The sarcolemmal MCT-1 Lac⁻-H⁺ co-transporter is considered the dominant acid-extruding system during intense exercise and has been shown to be upregulated in response to exercise training (Juel, 1998). Increases in the content and activity of the MCT-1 Lac⁻-H⁺ co-transporter after training have been suggested to underlie increases in H⁺ efflux from the active muscle bed during heavy exercise, and greater Lac⁻-H⁺ uptake during recovery from activity (Juel, 1998). While MCT-1 and other membrane transporters are undoubtedly central to the regulation of ion exchange between fluid compartments, the means by which they mediate the putative co-transfer of H⁺ remains uncertain. This has, to some extent, confounded our understanding of the in vivo regulation of plasma acid–base balance. According to the unifying theory of acid–base regulation proposed by Stewart (1983), the transport of H⁺per se does not necessarily alter [H⁺] on either side of a membrane, mainly due to the huge capacity of water to provide a ‘sink’ for H⁺ and OH⁻. The prevailing [H⁺] within a fluid compartment results from changes in the concentration of the independent variables whose movements occur by facilitated transport or by diffusion (i.e. strong ions and CO₂, respectively), thus creating only the appearance of H⁺ movement. In the present study, the apparent post-training extrusion of H⁺ from active muscles was elevated by 1.5-fold (P < 0.05, Table 5) during steady-state cycling at 75 % , and could not be attributed entirely to greater plasma flow (Table 1). Furthermore, greater post-training H⁺-extrusion corresponded to threefold and fivefold reductions (P < 0.05) in Lac⁻ efflux and K⁺ influx, respectively, and a 1.6-fold increase in Na⁺ influx (Table 5). Thus the increase in H⁺ efflux from muscle post-training could not be explained by increased Lac⁻-H⁺ co-transport, and suggests the independent movement of Lac⁻.

Conclusions

The present study examined the effect of short-term submaximal training on [SID], P_CO2and [A_tot] in plasma arterial and venous blood samples during incremental exercise. The major finding of the present study is that short-term submaximal exercise training induced adaptive changes in two of the three independent physicochemical variables resulting in the attenuation of exercise-induced plasma [H⁺] during heavy exercise.
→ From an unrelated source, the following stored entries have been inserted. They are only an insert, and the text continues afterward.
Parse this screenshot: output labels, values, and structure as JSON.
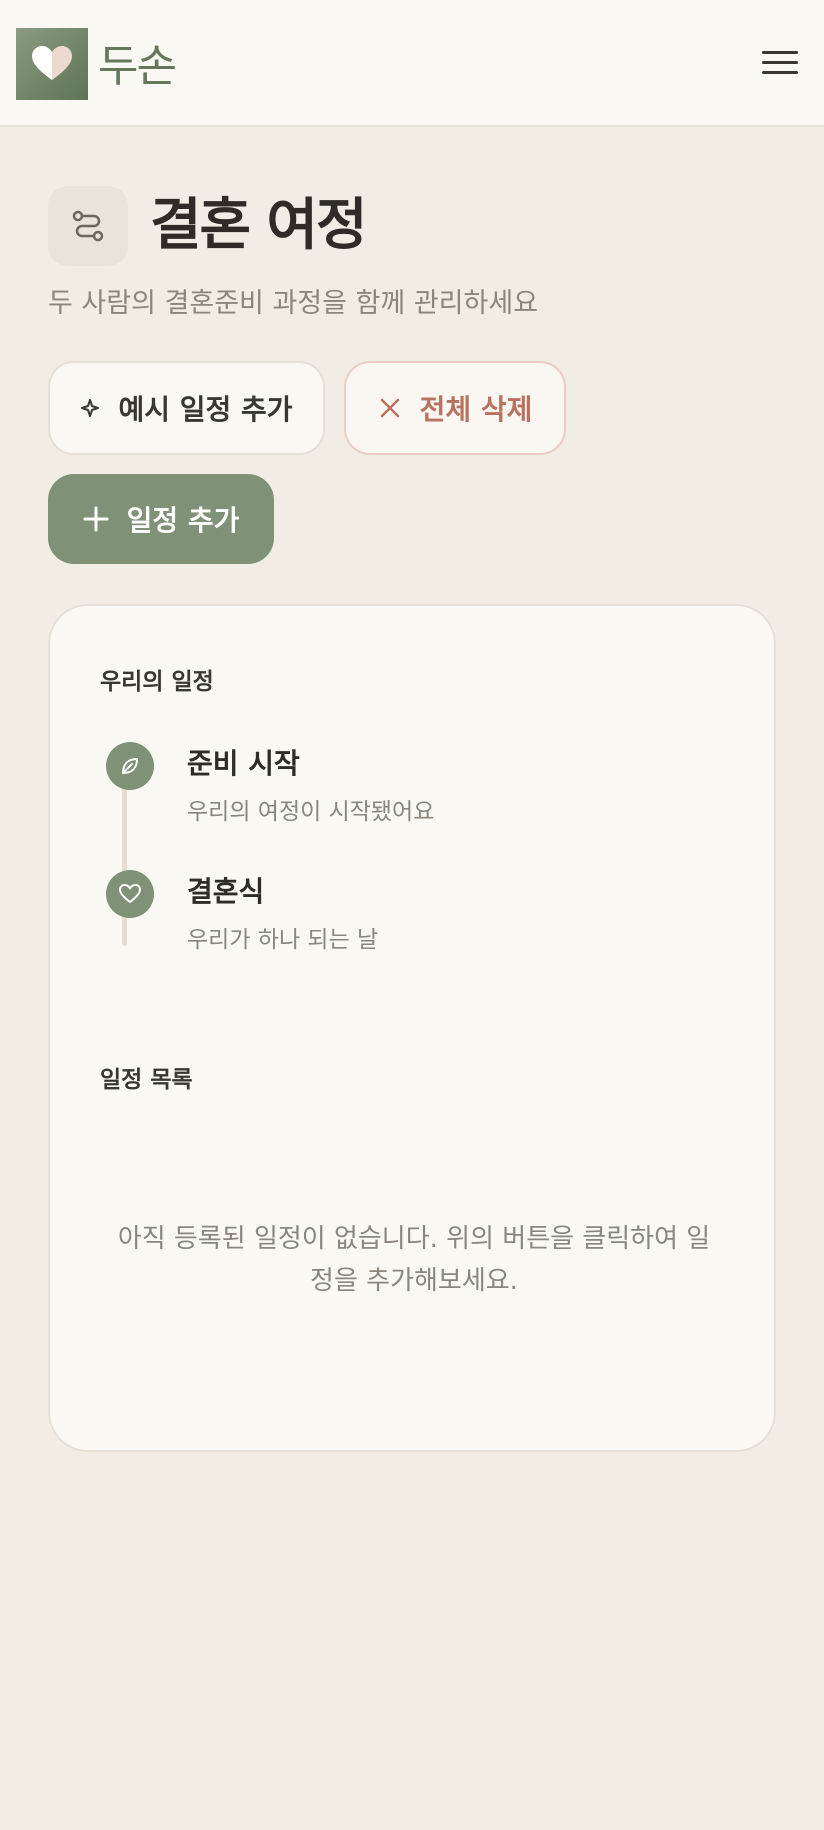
{
  "header": {
    "logo_text": "두손",
    "logo_icon": "heart-icon",
    "menu_icon": "hamburger-icon"
  },
  "page": {
    "title": "결혼 여정",
    "title_icon": "route-icon",
    "subtitle": "두 사람의 결혼준비 과정을 함께 관리하세요"
  },
  "actions": {
    "example_label": "예시 일정 추가",
    "example_icon": "sparkle-icon",
    "delete_label": "전체 삭제",
    "delete_icon": "close-icon",
    "add_label": "일정 추가",
    "add_icon": "plus-icon"
  },
  "timeline": {
    "title": "우리의 일정",
    "items": [
      {
        "title": "준비 시작",
        "desc": "우리의 여정이 시작됐어요",
        "icon": "leaf-icon"
      },
      {
        "title": "결혼식",
        "desc": "우리가 하나 되는 날",
        "icon": "heart-icon"
      }
    ]
  },
  "schedule_list": {
    "title": "일정 목록",
    "empty_message": "아직 등록된 일정이 없습니다. 위의 버튼을 클릭하여 일정을 추가해보세요."
  },
  "colors": {
    "background": "#f1ece4",
    "surface": "#faf8f3",
    "accent": "#7f9277",
    "danger": "#b8725f",
    "text": "#2f2c28",
    "muted": "#8a857d"
  }
}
Lower steady-state [H⁺]_a post-training was attributed to: (1) attenuation of the absolute exercise-induced decrease in [SID]_a; and (2) attenuation of the exercise-induced increase in [A_tot]_a. By comparison, lower steady-state [H⁺]_v after training primarily resulted from the abolition of exercise-induced increases in [A_tot]_v. Changes in [SID] resulted from altered Lac⁻, K⁺, Cl⁻ and Na⁺ kinetics within the muscular and erythrocyte compartments, while alterations in [A_tot] resulted from greater initial PV and reduced water fluxes post-training. The results confirm and amplify the findings of previous studies, which have emphasised the importance of ion transfer between plasma and erythrocytes.